Step 3 — Gitignore log file (and hooks if ported)

  1. Check if .claude/logs/ is already covered by a .gitignore entry in the current project root (e.g. .claude/logs/ or .claude/logs).
  2. If not, append .claude/logs/ on a new line to the project root .gitignore (create the file if it doesn't exist).
  3. If the hook was ported in Step 1, also ensure .claude/hooks/ is in .gitignore.
  4. Tell the user what was added to .gitignore.

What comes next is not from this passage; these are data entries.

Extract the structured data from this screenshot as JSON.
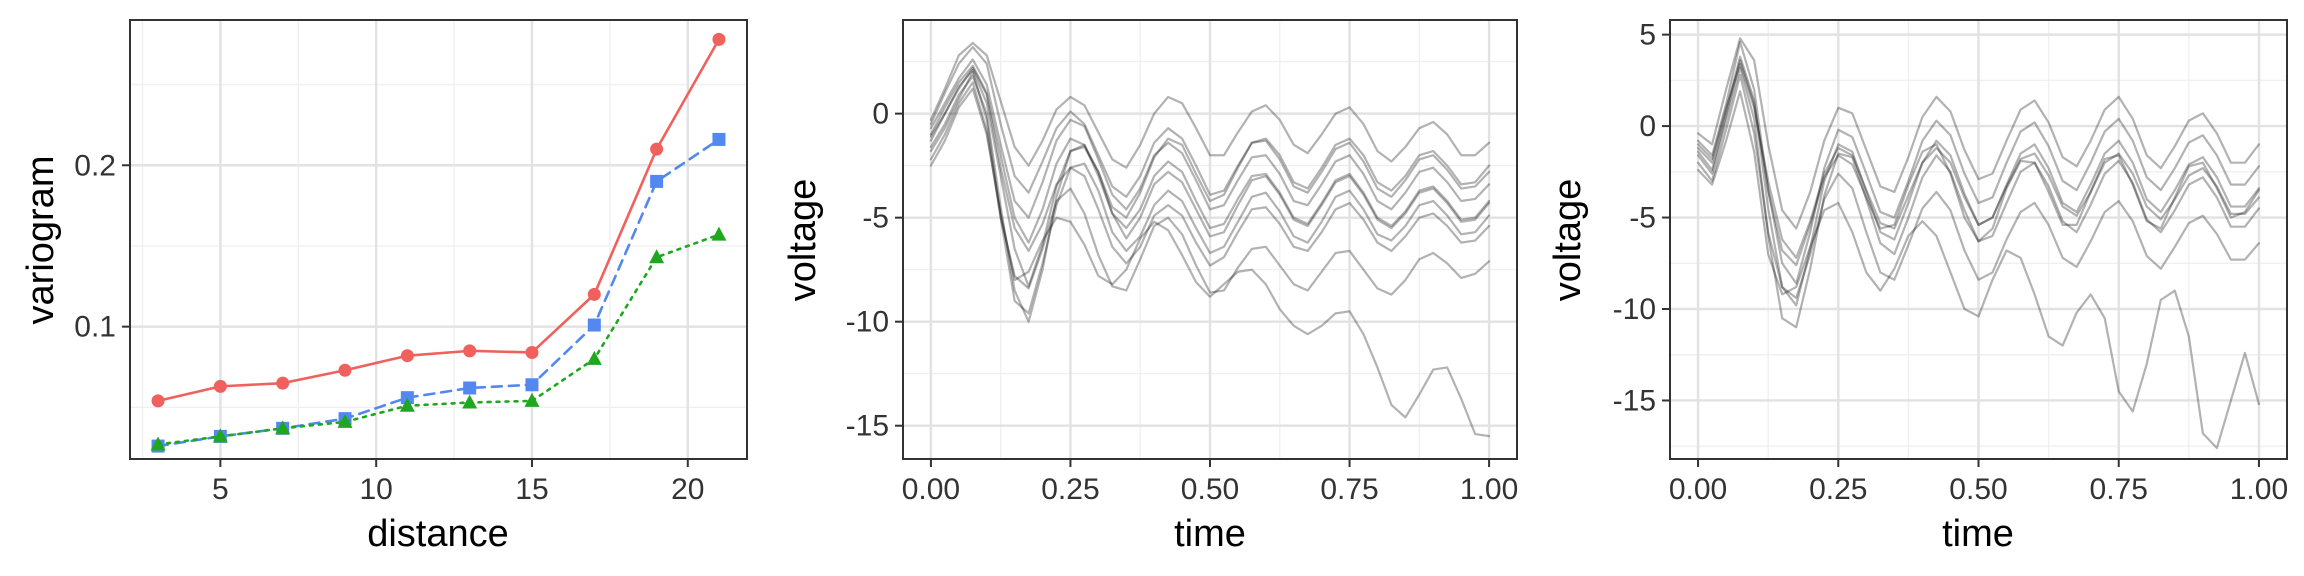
{
  "chart_data": [
    {
      "type": "line",
      "xlabel": "distance",
      "ylabel": "variogram",
      "xlim": [
        2.1,
        21.9
      ],
      "ylim": [
        0.018,
        0.29
      ],
      "xticks": [
        5,
        10,
        15,
        20
      ],
      "yticks": [
        0.1,
        0.2
      ],
      "ytick_labels": [
        "0.1",
        "0.2"
      ],
      "grid": true,
      "x": [
        3,
        5,
        7,
        9,
        11,
        13,
        15,
        17,
        19,
        21
      ],
      "series": [
        {
          "color": "#f0615d",
          "marker": "circle",
          "dash": "solid",
          "values": [
            0.054,
            0.063,
            0.065,
            0.073,
            0.082,
            0.085,
            0.084,
            0.12,
            0.21,
            0.278
          ]
        },
        {
          "color": "#5388f0",
          "marker": "square",
          "dash": "dashed",
          "values": [
            0.026,
            0.032,
            0.037,
            0.043,
            0.056,
            0.062,
            0.064,
            0.101,
            0.19,
            0.216
          ]
        },
        {
          "color": "#1fa81f",
          "marker": "triangle",
          "dash": "dotted",
          "values": [
            0.027,
            0.032,
            0.037,
            0.041,
            0.051,
            0.053,
            0.054,
            0.08,
            0.143,
            0.157
          ]
        }
      ]
    },
    {
      "type": "line",
      "xlabel": "time",
      "ylabel": "voltage",
      "xlim": [
        -0.05,
        1.05
      ],
      "ylim": [
        -16.6,
        4.5
      ],
      "xticks": [
        0,
        0.25,
        0.5,
        0.75,
        1
      ],
      "xtick_labels": [
        "0.00",
        "0.25",
        "0.50",
        "0.75",
        "1.00"
      ],
      "yticks": [
        0,
        -5,
        -10,
        -15
      ],
      "ytick_labels": [
        "0",
        "-5",
        "-10",
        "-15"
      ],
      "grid": true,
      "line_color": "#000000",
      "line_opacity": 0.3,
      "x": [
        0,
        0.025,
        0.05,
        0.075,
        0.1,
        0.125,
        0.15,
        0.175,
        0.2,
        0.225,
        0.25,
        0.275,
        0.3,
        0.325,
        0.35,
        0.375,
        0.4,
        0.425,
        0.45,
        0.475,
        0.5,
        0.525,
        0.55,
        0.575,
        0.6,
        0.625,
        0.65,
        0.675,
        0.7,
        0.725,
        0.75,
        0.775,
        0.8,
        0.825,
        0.85,
        0.875,
        0.9,
        0.925,
        0.95,
        0.975,
        1
      ],
      "series": [
        {
          "values": [
            -0.7,
            0.5,
            1.7,
            2.6,
            1.4,
            -1.5,
            -4.2,
            -5.0,
            -3.3,
            -1.3,
            -0.3,
            -0.6,
            -2.2,
            -3.9,
            -4.6,
            -3.6,
            -2.0,
            -1.4,
            -1.9,
            -3.2,
            -4.6,
            -4.4,
            -3.2,
            -2.1,
            -2.0,
            -2.9,
            -4.2,
            -4.4,
            -3.4,
            -2.3,
            -2.0,
            -2.9,
            -4.2,
            -4.6,
            -3.8,
            -2.8,
            -2.6,
            -3.3,
            -4.2,
            -4.1,
            -3.4
          ]
        },
        {
          "values": [
            -1.0,
            0.3,
            1.5,
            2.3,
            1.0,
            -2.0,
            -5.0,
            -6.2,
            -4.6,
            -2.4,
            -1.2,
            -1.5,
            -3.0,
            -4.8,
            -5.5,
            -4.6,
            -3.0,
            -2.3,
            -2.8,
            -4.2,
            -5.5,
            -5.3,
            -4.1,
            -3.0,
            -2.9,
            -3.8,
            -5.0,
            -5.3,
            -4.3,
            -3.2,
            -2.9,
            -3.8,
            -5.0,
            -5.4,
            -4.7,
            -3.7,
            -3.5,
            -4.2,
            -5.1,
            -5.0,
            -4.2
          ]
        },
        {
          "values": [
            -1.3,
            0.0,
            1.3,
            2.1,
            0.5,
            -3.0,
            -6.5,
            -8.3,
            -6.3,
            -3.5,
            -1.8,
            -1.6,
            -2.8,
            -4.5,
            -5.0,
            -3.8,
            -2.1,
            -1.2,
            -1.5,
            -2.9,
            -4.2,
            -3.9,
            -2.6,
            -1.4,
            -1.2,
            -2.0,
            -3.3,
            -3.6,
            -2.6,
            -1.5,
            -1.2,
            -2.0,
            -3.3,
            -3.7,
            -3.0,
            -2.0,
            -1.8,
            -2.5,
            -3.4,
            -3.3,
            -2.5
          ]
        },
        {
          "values": [
            -1.6,
            -0.5,
            0.9,
            1.8,
            0.0,
            -4.5,
            -8.5,
            -10.0,
            -7.5,
            -4.0,
            -1.8,
            -1.5,
            -2.8,
            -4.8,
            -6.0,
            -5.0,
            -3.4,
            -2.8,
            -3.3,
            -4.6,
            -5.9,
            -5.7,
            -4.4,
            -3.2,
            -3.0,
            -3.9,
            -5.1,
            -5.4,
            -4.4,
            -3.3,
            -3.0,
            -3.9,
            -5.1,
            -5.5,
            -4.8,
            -3.8,
            -3.6,
            -4.3,
            -5.2,
            -5.1,
            -4.3
          ]
        },
        {
          "values": [
            -1.8,
            -0.7,
            0.7,
            2.0,
            -0.3,
            -5.0,
            -9.0,
            -9.6,
            -7.2,
            -4.4,
            -2.6,
            -2.4,
            -3.7,
            -5.7,
            -6.6,
            -5.9,
            -4.4,
            -3.7,
            -4.2,
            -5.5,
            -6.7,
            -6.4,
            -5.2,
            -4.0,
            -3.8,
            -4.7,
            -5.9,
            -6.2,
            -5.2,
            -4.0,
            -3.7,
            -4.6,
            -5.8,
            -6.1,
            -5.4,
            -4.4,
            -4.2,
            -4.9,
            -5.8,
            -5.7,
            -4.9
          ]
        },
        {
          "values": [
            -0.5,
            1.0,
            2.4,
            3.2,
            2.4,
            -0.5,
            -3.0,
            -3.8,
            -2.3,
            -0.7,
            0.1,
            -0.5,
            -2.0,
            -3.5,
            -4.0,
            -3.0,
            -1.4,
            -0.7,
            -1.2,
            -2.5,
            -3.9,
            -3.7,
            -2.5,
            -1.4,
            -1.3,
            -2.2,
            -3.5,
            -3.8,
            -2.8,
            -1.7,
            -1.4,
            -2.3,
            -3.6,
            -4.0,
            -3.2,
            -2.2,
            -2.0,
            -2.7,
            -3.6,
            -3.5,
            -2.8
          ]
        },
        {
          "values": [
            -0.3,
            1.2,
            2.8,
            3.4,
            2.8,
            0.6,
            -1.6,
            -2.5,
            -1.3,
            0.2,
            0.8,
            0.4,
            -0.9,
            -2.2,
            -2.6,
            -1.5,
            0.0,
            0.8,
            0.5,
            -0.7,
            -2.0,
            -2.0,
            -0.9,
            0.1,
            0.4,
            -0.3,
            -1.5,
            -1.9,
            -1.0,
            0.0,
            0.3,
            -0.5,
            -1.8,
            -2.3,
            -1.6,
            -0.7,
            -0.4,
            -1.0,
            -2.0,
            -2.0,
            -1.4
          ]
        },
        {
          "values": [
            -1.1,
            0.0,
            1.2,
            2.2,
            0.9,
            -2.6,
            -5.5,
            -6.6,
            -5.3,
            -3.4,
            -2.6,
            -3.0,
            -4.6,
            -6.4,
            -7.2,
            -6.4,
            -4.9,
            -4.4,
            -4.9,
            -6.2,
            -7.3,
            -6.9,
            -5.7,
            -4.6,
            -4.5,
            -5.3,
            -6.4,
            -6.6,
            -5.7,
            -4.6,
            -4.3,
            -5.1,
            -6.2,
            -6.6,
            -5.9,
            -5.0,
            -4.8,
            -5.4,
            -6.2,
            -6.1,
            -5.4
          ]
        },
        {
          "values": [
            -2.2,
            -1.0,
            0.5,
            1.5,
            -0.8,
            -5.0,
            -7.8,
            -8.4,
            -6.5,
            -4.2,
            -3.6,
            -4.8,
            -6.8,
            -8.3,
            -8.5,
            -7.0,
            -5.4,
            -5.0,
            -5.8,
            -7.3,
            -8.6,
            -8.5,
            -7.4,
            -6.5,
            -6.4,
            -7.3,
            -8.2,
            -8.5,
            -7.6,
            -6.7,
            -6.6,
            -7.5,
            -8.4,
            -8.7,
            -8.0,
            -7.0,
            -6.7,
            -7.2,
            -7.9,
            -7.7,
            -7.1
          ]
        },
        {
          "values": [
            -2.5,
            -1.3,
            0.3,
            1.2,
            -1.0,
            -4.8,
            -8.0,
            -7.6,
            -6.1,
            -5.0,
            -5.2,
            -6.3,
            -7.8,
            -8.2,
            -7.5,
            -6.0,
            -5.2,
            -5.6,
            -6.8,
            -8.1,
            -8.8,
            -8.2,
            -7.6,
            -7.5,
            -8.2,
            -9.4,
            -10.2,
            -10.6,
            -10.2,
            -9.6,
            -9.5,
            -10.6,
            -12.2,
            -14.0,
            -14.6,
            -13.5,
            -12.3,
            -12.2,
            -13.7,
            -15.4,
            -15.5
          ]
        }
      ]
    },
    {
      "type": "line",
      "xlabel": "time",
      "ylabel": "voltage",
      "xlim": [
        -0.05,
        1.05
      ],
      "ylim": [
        -18.2,
        5.8
      ],
      "xticks": [
        0,
        0.25,
        0.5,
        0.75,
        1
      ],
      "xtick_labels": [
        "0.00",
        "0.25",
        "0.50",
        "0.75",
        "1.00"
      ],
      "yticks": [
        5,
        0,
        -5,
        -10,
        -15
      ],
      "ytick_labels": [
        "5",
        "0",
        "-5",
        "-10",
        "-15"
      ],
      "grid": true,
      "line_color": "#000000",
      "line_opacity": 0.3,
      "x": [
        0,
        0.025,
        0.05,
        0.075,
        0.1,
        0.125,
        0.15,
        0.175,
        0.2,
        0.225,
        0.25,
        0.275,
        0.3,
        0.325,
        0.35,
        0.375,
        0.4,
        0.425,
        0.45,
        0.475,
        0.5,
        0.525,
        0.55,
        0.575,
        0.6,
        0.625,
        0.65,
        0.675,
        0.7,
        0.725,
        0.75,
        0.775,
        0.8,
        0.825,
        0.85,
        0.875,
        0.9,
        0.925,
        0.95,
        0.975,
        1
      ],
      "series": [
        {
          "values": [
            -0.8,
            -1.6,
            1.2,
            4.6,
            2.0,
            -3.5,
            -7.5,
            -8.6,
            -5.8,
            -2.3,
            -0.2,
            -0.6,
            -2.6,
            -4.7,
            -5.0,
            -3.0,
            -0.8,
            0.3,
            -0.5,
            -2.6,
            -4.2,
            -3.9,
            -2.0,
            -0.3,
            0.2,
            -1.1,
            -3.0,
            -3.5,
            -2.0,
            -0.3,
            0.4,
            -0.8,
            -2.8,
            -3.5,
            -2.3,
            -0.9,
            -0.5,
            -1.6,
            -3.2,
            -3.2,
            -2.2
          ]
        },
        {
          "values": [
            -1.2,
            -2.0,
            0.8,
            3.8,
            1.4,
            -4.5,
            -8.8,
            -9.8,
            -6.7,
            -3.0,
            -1.0,
            -1.4,
            -3.6,
            -5.8,
            -6.2,
            -4.2,
            -2.0,
            -0.8,
            -1.6,
            -3.7,
            -5.4,
            -5.0,
            -3.2,
            -1.5,
            -1.0,
            -2.3,
            -4.2,
            -4.7,
            -3.2,
            -1.5,
            -0.8,
            -2.0,
            -4.0,
            -4.7,
            -3.5,
            -2.1,
            -1.7,
            -2.8,
            -4.4,
            -4.4,
            -3.4
          ]
        },
        {
          "values": [
            -1.6,
            -2.6,
            0.3,
            3.2,
            0.4,
            -6.0,
            -10.5,
            -11.0,
            -7.8,
            -3.8,
            -1.5,
            -1.7,
            -4.0,
            -6.4,
            -7.0,
            -5.0,
            -2.8,
            -1.6,
            -2.5,
            -4.6,
            -6.3,
            -6.0,
            -4.2,
            -2.5,
            -2.0,
            -3.3,
            -5.2,
            -5.8,
            -4.3,
            -2.6,
            -1.9,
            -3.1,
            -5.1,
            -5.8,
            -4.6,
            -3.2,
            -2.8,
            -3.9,
            -5.5,
            -5.5,
            -4.5
          ]
        },
        {
          "values": [
            -0.4,
            -1.0,
            2.0,
            4.8,
            3.6,
            -1.0,
            -4.6,
            -5.6,
            -3.6,
            -0.8,
            1.0,
            0.7,
            -1.3,
            -3.3,
            -3.6,
            -1.7,
            0.5,
            1.6,
            0.8,
            -1.3,
            -2.9,
            -2.6,
            -0.8,
            0.9,
            1.4,
            0.2,
            -1.7,
            -2.2,
            -0.8,
            0.9,
            1.6,
            0.4,
            -1.6,
            -2.3,
            -1.1,
            0.3,
            0.7,
            -0.4,
            -2.0,
            -2.0,
            -1.0
          ]
        },
        {
          "values": [
            -1.0,
            -1.8,
            1.0,
            3.4,
            1.0,
            -3.0,
            -6.2,
            -7.2,
            -5.2,
            -2.6,
            -1.2,
            -1.6,
            -3.5,
            -5.3,
            -5.6,
            -3.8,
            -2.0,
            -1.2,
            -2.0,
            -3.9,
            -5.4,
            -5.0,
            -3.3,
            -1.8,
            -1.5,
            -2.7,
            -4.4,
            -4.9,
            -3.6,
            -2.0,
            -1.5,
            -2.6,
            -4.4,
            -5.1,
            -4.0,
            -2.7,
            -2.3,
            -3.3,
            -4.8,
            -4.8,
            -3.9
          ]
        },
        {
          "values": [
            -2.0,
            -3.0,
            -0.2,
            2.8,
            -0.4,
            -5.8,
            -8.8,
            -9.4,
            -7.0,
            -4.0,
            -2.6,
            -3.4,
            -5.8,
            -8.0,
            -8.4,
            -6.5,
            -4.5,
            -3.6,
            -4.6,
            -6.8,
            -8.4,
            -8.0,
            -6.2,
            -4.7,
            -4.2,
            -5.4,
            -7.2,
            -7.7,
            -6.3,
            -4.7,
            -4.1,
            -5.2,
            -7.1,
            -7.8,
            -6.6,
            -5.3,
            -4.9,
            -5.9,
            -7.3,
            -7.3,
            -6.4
          ]
        },
        {
          "values": [
            -1.4,
            -2.4,
            0.6,
            3.6,
            1.2,
            -3.5,
            -6.8,
            -7.6,
            -5.4,
            -2.8,
            -1.6,
            -2.1,
            -3.9,
            -5.6,
            -5.4,
            -3.2,
            -1.4,
            -1.0,
            -2.6,
            -5.0,
            -6.3,
            -5.6,
            -3.4,
            -1.9,
            -2.0,
            -3.6,
            -5.4,
            -5.4,
            -3.6,
            -1.8,
            -1.6,
            -3.2,
            -5.2,
            -5.6,
            -3.9,
            -2.2,
            -2.0,
            -3.4,
            -5.0,
            -4.7,
            -3.5
          ]
        },
        {
          "values": [
            -2.4,
            -3.2,
            -0.8,
            1.9,
            -1.4,
            -7.0,
            -9.2,
            -8.8,
            -6.6,
            -4.6,
            -4.2,
            -5.8,
            -8.0,
            -9.0,
            -7.8,
            -6.0,
            -5.2,
            -6.0,
            -8.0,
            -10.0,
            -10.4,
            -8.4,
            -6.8,
            -7.2,
            -9.2,
            -11.5,
            -12.0,
            -10.2,
            -9.2,
            -10.5,
            -14.5,
            -15.6,
            -13.0,
            -9.5,
            -9.0,
            -11.5,
            -16.8,
            -17.6,
            -15.0,
            -12.4,
            -15.2
          ]
        }
      ]
    }
  ]
}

Step 4 — Configure hook in settings

  1. Read .claude/settings.json in the current project root (or treat as {} if it doesn't exist).
  2. Determine the hook command:
    • If bun is available (default): bun .claude/skills/permission-policy/permission-policy.ts
    • If ported in Step 1, use the appropriate command (e.g. node .claude/hooks/permission-policy.mjs or python3 .claude/hooks/permission-policy.py)
  3. Merge the following hook configuration, preserving all existing settings:
{
  "hooks": {
    "PermissionRequest": [
      {
        "matcher": "Bash|Read|Write|Edit|Glob|Grep|WebFetch|WebSearch",
        "hooks": [
          {
            "type": "command",
            "command": "<hook command from above>",
            "timeout": 60
          }
        ]
      }
    ]
  }
}
  1. If there's already a PermissionRequest hook entry whose matcher includes "Bash", replace it. Otherwise, add a new entry.
  2. Write the updated settings back.

Step 5 — Summary

  1. Tell the user about .claude/PERMISSION_POLICY.md — explain that this is where they control what gets auto-approved, denied outright, or deferred to the human. Read the policy file and provide a brief summary of what it currently allows, denies, and asks about.
  2. Tell the user about the log file at .claude/logs/permission-policy.log. Encourage them to run tail -f .claude/logs/permission-policy.log in a separate terminal if they want to follow the decisions being made in real time.